To analyze the incidence and risk factors for breakthrough COVID-19 infection in patients with autoimmune rheumatic disease, Shenoy and colleagues prospectively followed 630 fully vaccinated patients from the Center for Arthritis and Rheumatism Excellence, in southern India. All participants had been diagnosed with an autoimmune rheumatic disease and completed two doses of a SARS-CoV2 vaccine. Individuals with prior COVID-19 infection were excluded. Enrollment began in March 2021, with follow-up ending in October 2021.
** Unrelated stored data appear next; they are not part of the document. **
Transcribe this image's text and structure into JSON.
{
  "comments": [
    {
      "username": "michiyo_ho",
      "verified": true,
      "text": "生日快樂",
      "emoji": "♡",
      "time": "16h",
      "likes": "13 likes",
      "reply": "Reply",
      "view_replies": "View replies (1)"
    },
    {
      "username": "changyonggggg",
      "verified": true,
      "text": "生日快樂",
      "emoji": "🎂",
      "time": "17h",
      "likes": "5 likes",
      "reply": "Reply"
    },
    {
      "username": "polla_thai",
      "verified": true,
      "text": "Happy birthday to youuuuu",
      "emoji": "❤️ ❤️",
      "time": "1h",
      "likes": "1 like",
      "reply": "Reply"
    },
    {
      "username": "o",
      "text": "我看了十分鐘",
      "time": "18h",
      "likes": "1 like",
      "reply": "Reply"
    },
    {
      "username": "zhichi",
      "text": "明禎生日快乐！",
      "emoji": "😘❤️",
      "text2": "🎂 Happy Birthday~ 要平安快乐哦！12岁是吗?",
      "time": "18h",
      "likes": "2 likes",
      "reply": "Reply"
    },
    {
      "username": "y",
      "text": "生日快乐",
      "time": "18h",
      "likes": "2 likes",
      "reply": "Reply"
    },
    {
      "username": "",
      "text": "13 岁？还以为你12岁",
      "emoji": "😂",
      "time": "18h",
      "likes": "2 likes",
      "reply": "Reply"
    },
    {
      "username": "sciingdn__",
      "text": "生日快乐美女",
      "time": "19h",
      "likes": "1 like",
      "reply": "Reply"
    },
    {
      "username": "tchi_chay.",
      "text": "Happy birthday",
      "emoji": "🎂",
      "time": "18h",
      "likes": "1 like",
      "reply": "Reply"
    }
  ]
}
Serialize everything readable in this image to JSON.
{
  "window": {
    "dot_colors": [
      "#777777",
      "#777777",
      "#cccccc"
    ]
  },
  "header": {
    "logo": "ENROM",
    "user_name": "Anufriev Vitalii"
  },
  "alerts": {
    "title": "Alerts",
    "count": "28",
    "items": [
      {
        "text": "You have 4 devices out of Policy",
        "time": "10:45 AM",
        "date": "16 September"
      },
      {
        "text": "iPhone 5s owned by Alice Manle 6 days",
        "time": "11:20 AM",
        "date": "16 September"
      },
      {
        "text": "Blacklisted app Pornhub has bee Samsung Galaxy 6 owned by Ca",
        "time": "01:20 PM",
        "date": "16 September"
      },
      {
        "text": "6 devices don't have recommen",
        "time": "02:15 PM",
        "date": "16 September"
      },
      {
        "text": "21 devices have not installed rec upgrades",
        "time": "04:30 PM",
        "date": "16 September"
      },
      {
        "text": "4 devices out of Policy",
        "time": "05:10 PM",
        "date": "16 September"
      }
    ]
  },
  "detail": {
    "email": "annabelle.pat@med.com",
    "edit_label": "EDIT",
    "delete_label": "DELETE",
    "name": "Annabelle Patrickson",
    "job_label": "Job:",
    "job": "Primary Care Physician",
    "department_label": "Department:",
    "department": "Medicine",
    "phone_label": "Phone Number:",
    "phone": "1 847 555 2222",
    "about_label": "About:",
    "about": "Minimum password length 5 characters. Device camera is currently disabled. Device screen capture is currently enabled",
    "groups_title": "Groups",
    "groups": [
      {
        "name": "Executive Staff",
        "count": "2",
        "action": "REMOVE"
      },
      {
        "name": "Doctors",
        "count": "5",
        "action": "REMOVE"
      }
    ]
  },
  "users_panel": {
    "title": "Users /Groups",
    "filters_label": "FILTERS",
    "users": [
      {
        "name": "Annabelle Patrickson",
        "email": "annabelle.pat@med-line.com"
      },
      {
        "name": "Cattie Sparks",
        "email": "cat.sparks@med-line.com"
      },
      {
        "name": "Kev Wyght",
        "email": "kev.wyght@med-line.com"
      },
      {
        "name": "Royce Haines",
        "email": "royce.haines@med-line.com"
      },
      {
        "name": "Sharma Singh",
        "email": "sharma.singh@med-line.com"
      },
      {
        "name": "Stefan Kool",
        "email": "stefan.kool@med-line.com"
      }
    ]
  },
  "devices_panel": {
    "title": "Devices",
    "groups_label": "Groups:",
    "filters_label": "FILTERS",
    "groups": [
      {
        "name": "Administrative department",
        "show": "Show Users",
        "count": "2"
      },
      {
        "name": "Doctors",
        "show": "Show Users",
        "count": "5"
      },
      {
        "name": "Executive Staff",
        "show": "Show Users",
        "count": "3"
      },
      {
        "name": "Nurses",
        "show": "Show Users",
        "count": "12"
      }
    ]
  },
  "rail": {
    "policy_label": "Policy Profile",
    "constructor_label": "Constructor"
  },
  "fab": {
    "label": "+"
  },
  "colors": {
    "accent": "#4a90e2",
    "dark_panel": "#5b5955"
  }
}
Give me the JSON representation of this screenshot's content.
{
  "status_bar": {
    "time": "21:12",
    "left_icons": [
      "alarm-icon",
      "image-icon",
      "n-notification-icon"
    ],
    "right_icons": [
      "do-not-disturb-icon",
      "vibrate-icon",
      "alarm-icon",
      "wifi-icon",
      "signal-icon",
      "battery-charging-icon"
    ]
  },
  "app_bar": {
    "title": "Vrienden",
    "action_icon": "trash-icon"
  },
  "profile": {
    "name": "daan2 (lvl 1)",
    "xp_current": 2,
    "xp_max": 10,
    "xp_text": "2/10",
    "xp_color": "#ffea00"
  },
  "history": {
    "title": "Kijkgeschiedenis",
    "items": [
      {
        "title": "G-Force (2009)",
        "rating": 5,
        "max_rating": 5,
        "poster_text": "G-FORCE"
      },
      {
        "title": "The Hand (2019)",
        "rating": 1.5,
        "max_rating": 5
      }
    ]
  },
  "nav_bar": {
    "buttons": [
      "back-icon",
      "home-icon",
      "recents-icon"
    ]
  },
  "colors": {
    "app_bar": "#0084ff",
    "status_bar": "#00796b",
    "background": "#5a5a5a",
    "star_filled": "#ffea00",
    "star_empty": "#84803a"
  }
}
The researchers assessed antibodies to receptor binding domain of spike protein (anti-RBD) in all participants 4 to 6 weeks after the second vaccine dose. Participants were then stratified based on antibody response, with “good responders” demonstrating greater than 212 IU, “inadequate responders” having a range of 0.8 to 212 IU, and those with less than 0.8 IU identified as “non-responders.” After a minimum of 8 weeks post-vaccination, patients were followed up with every 2 months to identify breakthrough COVID-19 infection. In addition, all sero-converted participants who had contact with COVID-19 were examined for neutralizing antibodies.
Among the 630 participants, 78.6% received the AstraZeneca AZD1222 vaccine, while the remaining received the BBV152 vaccine, developed by Bharat Biotech International in India. The mean age of the participants was 55.2 years.
According to the researchers, the mean post-vaccination antibody titer was 854.1, with 60.3% identified as “good responders,” 22.7% as “inadequate responders” and 16.9% deemed “non-responders.”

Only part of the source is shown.